Capturing Selenium Automated Performance Metrics

你离开我真会死。 提交于 2019-12-24 11:44:01

问题


I am attempting to capture client/server response time as recorded by the browser using Selenium WebDriver. My selenium test cases are written in Java. I don't control the code in which I am testing and have tried a variety of solutions as laid out below but none of them meet my requirements 100%.

At the end of the day, I am looking to be able to surround a test step with start() and stop() logic and save the client/server response time as recorded by the browser to a database for reporting.

If I am missing something obvious, please suggest a different approach!

Things I've tried:

1.) Manually surround the test step with start() and stop() timer logic.

PROS: Simplest solution and it works for both page loads and ajax calls. CONS: Does not capture what the true response time from the browser and if there is unusually long wait time on the Selenium side, it falsely reports the numbers. It also considers things like user input as part of the transaction which I don't want. I don't necessarily control the Page Objects I am dealing with so it is not an easy work around.

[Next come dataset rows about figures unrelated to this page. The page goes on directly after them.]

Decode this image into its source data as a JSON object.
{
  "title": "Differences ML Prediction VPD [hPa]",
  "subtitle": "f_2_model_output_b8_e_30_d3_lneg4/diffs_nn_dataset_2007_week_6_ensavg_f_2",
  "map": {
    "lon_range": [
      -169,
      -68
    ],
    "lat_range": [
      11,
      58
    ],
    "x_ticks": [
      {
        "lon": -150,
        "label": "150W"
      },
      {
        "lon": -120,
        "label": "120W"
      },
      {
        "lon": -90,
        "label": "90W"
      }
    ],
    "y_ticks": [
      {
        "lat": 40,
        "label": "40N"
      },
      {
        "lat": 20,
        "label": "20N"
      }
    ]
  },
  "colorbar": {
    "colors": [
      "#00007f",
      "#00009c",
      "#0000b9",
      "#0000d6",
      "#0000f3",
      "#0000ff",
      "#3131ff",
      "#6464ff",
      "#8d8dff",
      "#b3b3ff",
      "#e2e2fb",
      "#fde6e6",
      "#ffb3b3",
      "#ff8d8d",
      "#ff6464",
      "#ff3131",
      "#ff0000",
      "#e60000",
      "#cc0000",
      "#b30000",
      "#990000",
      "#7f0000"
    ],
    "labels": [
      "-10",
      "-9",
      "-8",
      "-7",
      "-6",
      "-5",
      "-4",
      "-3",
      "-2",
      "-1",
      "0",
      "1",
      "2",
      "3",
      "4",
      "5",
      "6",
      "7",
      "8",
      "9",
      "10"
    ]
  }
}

2.) Using Navigation Timings API

PROS: This works great for page loads CONS: Does not work for AJAX calls. AJAX calls are simply added to the overall page load time and the getEvents() call is not available in Firefox for me to attempt to manually calculate the ajax time.

3.) Using Browser MOB

PROS: Can surround a transaction, not just a request and save it in HAB format. CONS: I had high hopes for this but the numbers are not reported from a browser perspective and thus are just as inaccurate as (1). There is also setup overhead creating a proxy server and the resulting HAB file does not have client/server response times broken down.

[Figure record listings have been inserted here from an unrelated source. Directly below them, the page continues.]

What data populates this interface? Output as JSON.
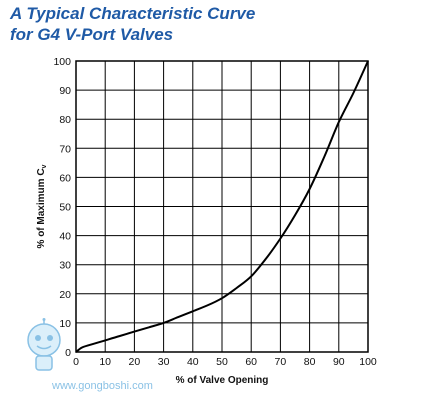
{
  "header": {
    "title_line1": "A Typical Characteristic Curve",
    "title_line2": "for G4 V-Port Valves"
  },
  "colors": {
    "title": "#1f5aa6",
    "grid": "#000000",
    "curve": "#000000",
    "watermark": "#2a8fd0"
  },
  "watermark": {
    "url": "www.gongboshi.com"
  },
  "chart_data": {
    "type": "line",
    "title": "A Typical Characteristic Curve for G4 V-Port Valves",
    "xlabel": "% of Valve Opening",
    "ylabel": "% of Maximum Cv",
    "ylabel_main": "% of Maximum C",
    "ylabel_sub": "v",
    "xlim": [
      0,
      100
    ],
    "ylim": [
      0,
      100
    ],
    "xticks": [
      0,
      10,
      20,
      30,
      40,
      50,
      60,
      70,
      80,
      90,
      100
    ],
    "yticks": [
      0,
      10,
      20,
      30,
      40,
      50,
      60,
      70,
      80,
      90,
      100
    ],
    "grid": true,
    "legend": false,
    "series": [
      {
        "x": [
          0,
          2,
          5,
          10,
          15,
          20,
          25,
          30,
          35,
          40,
          45,
          50,
          55,
          60,
          65,
          70,
          75,
          80,
          85,
          90,
          95,
          100
        ],
        "y": [
          0,
          1.5,
          2.5,
          4,
          5.5,
          7,
          8.5,
          10,
          12,
          14,
          16,
          18.5,
          22,
          26,
          32,
          39,
          47,
          56,
          67,
          79,
          89,
          100
        ]
      }
    ]
  }
}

4.) Firefox and Networking Export plugin

PROS: Nice automated solution CONS: The export functionality creates a new file for each request but can not aggregate multiple requests into a transaction. There is also no way in which to specify the file name so it makes it impossible to attempt to read in the files which are simply appended with a timestamp.

5.) Relying on "framework" response times.

PROS: Works and at at least on the surface appears accurate. CONS: Does not work across frameworks and thus can not be considered a scalable solution for a busy production site where multiple frameworks are in use.

Things I haven't tried:

1.) Javascript injection

PROS: Perhaps I could inject javascript like the boomerang plugin into the site to measure response times.

CONS: May be difficult and I worry about losing my injection through page events which I may not be aware of or control.

2.) Relying on HTTPWatch plugin

PROS: Appears to do what I want CONS: There is no Java plugin and I don't know if I am up for creating a COM based integration layer when I don't even know if it will suit my needs. I do like the ability to start/stop transactions though vs. individual requests.

3.) YSlow, Google Page Speed and WebPageTest

PROS: Seamless? CONS: Non-starter since I am behind a firewall although I am intrigued on how they attach to the requests.